CrowdInspect: second-opinion malware scanner with Virustotal integration

0
293

CrowdInspect is a free portable program for Microsoft Windows devices that enables you to give your system a thorough second opinion malware scan.

While you may have all the confidence in the world in resident security software, it may be a good security precaution to run second opinion scans regularly on machines just to confirm that confidence.

The reason for scanning the system with other security software is simple: no solution is perfect. What one product may detect, may be totally unknown to another.

There are numerous tools that you can use to run second opinion scans, for instance Malwarebytes 3.0, Dr. Web CureIt, or Microsoft Security Scanner.

CrowdInspect review

crowdstrike

CrowdInspect is an on-demand scanner for Windows. You can download the program from the developer website, and run it from any location on supported Windows machines.

The program displays an EULA on start, an an option to switch from the integrated Virustotal API key to a custom one. The main benefit doing so is that CrowdInspect displays only total scores and not individual scores if the built-in key is used.

The program lists all running processes on start, and begins to scan them right away. Each process is listed with its name, and a variety of useful information.

The four columns that begin right after process name and ID highlight code injection status, the Virustotal score, the Team Cymru malware hash registry result, and Web of Trust for remote connections.

These scores are color coded, and indicate right away if the file checked out fine, or if it requires further attention.

CrowdInspect checks the network status of each process as well, displays the type and state, and local and remote IP addresses.

The scans happen in real-time while CrowdInspect is up and running. If a new program is launched for instance, it is scanned by the program eventually.

You may pause the scanning at any time with a click on the pause button. You may also add or hide information from the interface. A click on full path replaces the file name with the full path and file name for instance.

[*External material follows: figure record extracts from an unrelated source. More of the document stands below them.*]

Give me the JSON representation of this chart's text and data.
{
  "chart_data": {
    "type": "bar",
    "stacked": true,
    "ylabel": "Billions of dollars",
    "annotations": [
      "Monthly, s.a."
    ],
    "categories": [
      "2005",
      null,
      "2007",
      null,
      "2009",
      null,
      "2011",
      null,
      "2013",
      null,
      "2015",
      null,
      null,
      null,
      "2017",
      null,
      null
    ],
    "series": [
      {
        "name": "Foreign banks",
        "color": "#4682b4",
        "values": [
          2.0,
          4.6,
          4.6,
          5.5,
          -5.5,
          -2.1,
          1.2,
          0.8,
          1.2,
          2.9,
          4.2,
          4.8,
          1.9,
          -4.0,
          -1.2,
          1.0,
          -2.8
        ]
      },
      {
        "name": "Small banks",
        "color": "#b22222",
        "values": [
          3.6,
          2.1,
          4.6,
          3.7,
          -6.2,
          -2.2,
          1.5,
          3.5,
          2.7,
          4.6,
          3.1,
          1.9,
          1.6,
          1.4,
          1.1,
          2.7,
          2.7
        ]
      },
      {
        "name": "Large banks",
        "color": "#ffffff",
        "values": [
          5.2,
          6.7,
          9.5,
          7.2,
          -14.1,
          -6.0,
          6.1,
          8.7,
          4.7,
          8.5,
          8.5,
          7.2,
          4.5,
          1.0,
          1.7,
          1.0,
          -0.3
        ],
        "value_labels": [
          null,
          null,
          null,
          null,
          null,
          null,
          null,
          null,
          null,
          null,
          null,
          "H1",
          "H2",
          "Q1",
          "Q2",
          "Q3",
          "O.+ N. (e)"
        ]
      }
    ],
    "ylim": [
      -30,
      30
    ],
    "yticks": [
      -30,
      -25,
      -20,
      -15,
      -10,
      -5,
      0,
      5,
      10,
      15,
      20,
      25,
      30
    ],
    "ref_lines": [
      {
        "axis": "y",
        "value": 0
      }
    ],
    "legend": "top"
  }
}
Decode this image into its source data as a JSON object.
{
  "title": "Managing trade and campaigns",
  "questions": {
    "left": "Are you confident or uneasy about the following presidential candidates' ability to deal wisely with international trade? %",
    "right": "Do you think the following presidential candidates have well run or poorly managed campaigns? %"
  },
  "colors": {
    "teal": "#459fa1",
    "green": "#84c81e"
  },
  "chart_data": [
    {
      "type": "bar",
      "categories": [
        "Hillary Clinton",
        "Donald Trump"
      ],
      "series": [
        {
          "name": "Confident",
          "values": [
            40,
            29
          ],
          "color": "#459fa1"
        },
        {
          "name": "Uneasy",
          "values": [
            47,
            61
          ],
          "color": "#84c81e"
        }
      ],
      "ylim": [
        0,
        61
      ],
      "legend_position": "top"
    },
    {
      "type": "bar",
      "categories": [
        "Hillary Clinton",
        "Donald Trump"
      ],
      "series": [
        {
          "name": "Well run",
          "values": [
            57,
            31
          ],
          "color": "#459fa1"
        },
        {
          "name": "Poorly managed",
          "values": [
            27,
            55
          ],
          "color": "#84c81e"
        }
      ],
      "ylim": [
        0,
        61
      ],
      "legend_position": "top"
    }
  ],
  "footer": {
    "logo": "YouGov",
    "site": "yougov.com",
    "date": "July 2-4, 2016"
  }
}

Buttons are provided to kill selected processes or close network connections. You may right-click on processes instead to run the termination or close commands using the context menu.

A click on VT results opens score details and a link to the Virustotal website to look it up online. This is useful if at least one of the antivirus engines that Virustotal supports reports a hit.

CrowdInspect supports a history feature that you can switch to from the live view. History lists processes, scans and all of that sorted by date and time.

Closing Words

CrowdInspect is a handy second opinion scanner for Microsoft Windows that scans running processes and network connections using a variety of services. You may still need other software if hits are reported, as CrowdInspect does not offer much in terms of handling threats other than killing processes and cutting network connections.

Now You: Do you use second opinion scanners?